Surgery Partners (SGRY) files Form 144 for 150,000-share sale via UBS
Rhea-AI Filing Summary
Surgery Partners, Inc. (SGRY) has submitted a Form 144 reporting a proposed sale of 150,000 common shares through UBS Financial Services with an aggregate market value of $3,294,454.97. The shares were acquired on 09/18/2025 via an equity option exercise from Surgery Partners, Inc., and the planned sale is listed for 09/18/2025 on NASDAQ. The filing also discloses multiple recent sales by Wayne DeVeydt between 08/21/2025 and 09/17/2025, including transactions of 100,000 shares on 08/21/2025 and 09/11/2025 and several smaller sales, each with stated gross proceeds. The notice includes the signers representation that they are not aware of undisclosed material adverse information about the issuer.
Positive
- None.
Negative
- Planned sale of 150,000 shares with an aggregate market value of $3,294,454.97 filed for sale on 09/18/2025 through UBS.
- Multiple recent insider sales by Wayne DeVeydt between 08/21/2025 and 09/17/2025, including two transactions of 100,000 shares, indicating substantial insider disposition activity.
Insights
TL;DR: Significant insider selling reported; timing aligns with option exercise and immediate sale through UBS.

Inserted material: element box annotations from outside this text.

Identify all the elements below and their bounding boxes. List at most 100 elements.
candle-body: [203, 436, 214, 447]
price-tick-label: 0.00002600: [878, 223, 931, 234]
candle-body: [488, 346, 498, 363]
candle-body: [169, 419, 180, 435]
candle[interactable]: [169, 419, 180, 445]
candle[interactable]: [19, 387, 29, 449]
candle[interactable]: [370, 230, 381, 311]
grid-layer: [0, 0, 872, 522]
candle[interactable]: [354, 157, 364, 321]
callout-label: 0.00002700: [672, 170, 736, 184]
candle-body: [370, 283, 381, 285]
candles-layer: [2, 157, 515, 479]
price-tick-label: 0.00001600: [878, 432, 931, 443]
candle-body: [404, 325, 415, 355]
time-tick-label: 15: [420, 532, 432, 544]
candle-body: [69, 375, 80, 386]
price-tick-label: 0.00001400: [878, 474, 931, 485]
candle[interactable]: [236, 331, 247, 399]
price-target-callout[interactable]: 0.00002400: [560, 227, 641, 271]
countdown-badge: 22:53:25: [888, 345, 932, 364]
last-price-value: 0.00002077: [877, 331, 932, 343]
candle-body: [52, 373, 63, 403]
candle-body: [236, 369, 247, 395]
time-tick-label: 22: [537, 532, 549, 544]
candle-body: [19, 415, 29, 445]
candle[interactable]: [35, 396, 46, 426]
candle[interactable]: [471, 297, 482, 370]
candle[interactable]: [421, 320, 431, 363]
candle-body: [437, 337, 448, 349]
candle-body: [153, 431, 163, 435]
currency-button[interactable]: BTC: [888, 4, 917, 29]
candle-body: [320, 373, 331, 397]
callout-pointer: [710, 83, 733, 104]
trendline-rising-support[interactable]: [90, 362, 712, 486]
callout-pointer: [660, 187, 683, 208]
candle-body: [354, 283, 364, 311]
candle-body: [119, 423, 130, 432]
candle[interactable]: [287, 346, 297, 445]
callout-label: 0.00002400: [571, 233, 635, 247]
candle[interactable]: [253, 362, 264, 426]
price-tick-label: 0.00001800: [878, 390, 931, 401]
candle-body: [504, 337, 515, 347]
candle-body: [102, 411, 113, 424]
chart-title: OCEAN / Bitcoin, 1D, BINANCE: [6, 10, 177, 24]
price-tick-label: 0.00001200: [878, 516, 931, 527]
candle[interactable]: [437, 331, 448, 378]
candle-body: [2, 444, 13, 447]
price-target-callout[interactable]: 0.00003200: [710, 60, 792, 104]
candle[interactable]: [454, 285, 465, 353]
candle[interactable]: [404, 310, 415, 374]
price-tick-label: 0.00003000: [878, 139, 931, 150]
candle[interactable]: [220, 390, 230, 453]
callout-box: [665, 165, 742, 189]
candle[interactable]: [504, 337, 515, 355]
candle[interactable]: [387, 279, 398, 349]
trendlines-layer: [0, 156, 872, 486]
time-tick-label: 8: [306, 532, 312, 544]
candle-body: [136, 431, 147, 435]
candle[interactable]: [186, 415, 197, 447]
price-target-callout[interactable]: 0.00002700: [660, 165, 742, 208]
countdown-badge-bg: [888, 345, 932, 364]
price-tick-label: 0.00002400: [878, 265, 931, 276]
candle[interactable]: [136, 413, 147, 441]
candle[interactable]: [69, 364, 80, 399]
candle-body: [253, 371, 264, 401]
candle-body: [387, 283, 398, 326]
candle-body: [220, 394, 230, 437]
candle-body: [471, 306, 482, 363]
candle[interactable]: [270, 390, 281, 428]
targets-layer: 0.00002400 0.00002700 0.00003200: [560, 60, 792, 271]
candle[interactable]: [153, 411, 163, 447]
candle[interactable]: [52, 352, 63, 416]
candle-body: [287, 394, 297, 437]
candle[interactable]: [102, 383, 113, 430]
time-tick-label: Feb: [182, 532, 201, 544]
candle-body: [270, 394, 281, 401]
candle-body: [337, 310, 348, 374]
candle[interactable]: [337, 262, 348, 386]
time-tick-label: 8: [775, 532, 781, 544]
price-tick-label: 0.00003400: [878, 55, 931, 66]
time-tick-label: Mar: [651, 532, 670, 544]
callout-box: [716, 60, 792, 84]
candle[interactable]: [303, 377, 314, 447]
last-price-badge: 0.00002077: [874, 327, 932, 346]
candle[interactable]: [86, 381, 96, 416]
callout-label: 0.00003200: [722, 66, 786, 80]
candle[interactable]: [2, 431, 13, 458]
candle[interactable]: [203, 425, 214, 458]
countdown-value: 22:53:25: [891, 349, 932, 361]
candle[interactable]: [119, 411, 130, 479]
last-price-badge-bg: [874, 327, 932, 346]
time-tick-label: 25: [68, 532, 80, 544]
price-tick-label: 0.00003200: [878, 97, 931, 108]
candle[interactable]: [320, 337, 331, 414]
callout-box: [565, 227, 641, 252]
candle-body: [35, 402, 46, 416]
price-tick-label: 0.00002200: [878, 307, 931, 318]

The filing shows an insider exercising equity compensation and proposing an immediate sale of 150,000 common shares valued at about $3.29 million. Prior transactions by Wayne DeVeydt between late August and mid-September 2025 document repeated disposals of company stock, including two large 100,000-share transactions. From a trading-flow perspective, this pattern reflects exercise-and-sell activity rather than a single isolated sale; investors should note the volume but the filing does not state any nonpublic adverse information or change in company operations.
TL;DR: Recurrent insider sales and same-day exercise-and-sell warrant governance attention.
The report evidences equity option exercise on 09/18/2025 followed by a proposed sale the same day, and a series of recent dispositions by an individual (Wayne DeVeydt). While such behavior is common with option liquidity, repeated large sales can raise questions about insider alignment with shareholders. The filing, however, contains the standard attestation that no material undisclosed information is known to the seller; no further governance disclosures are provided within this form.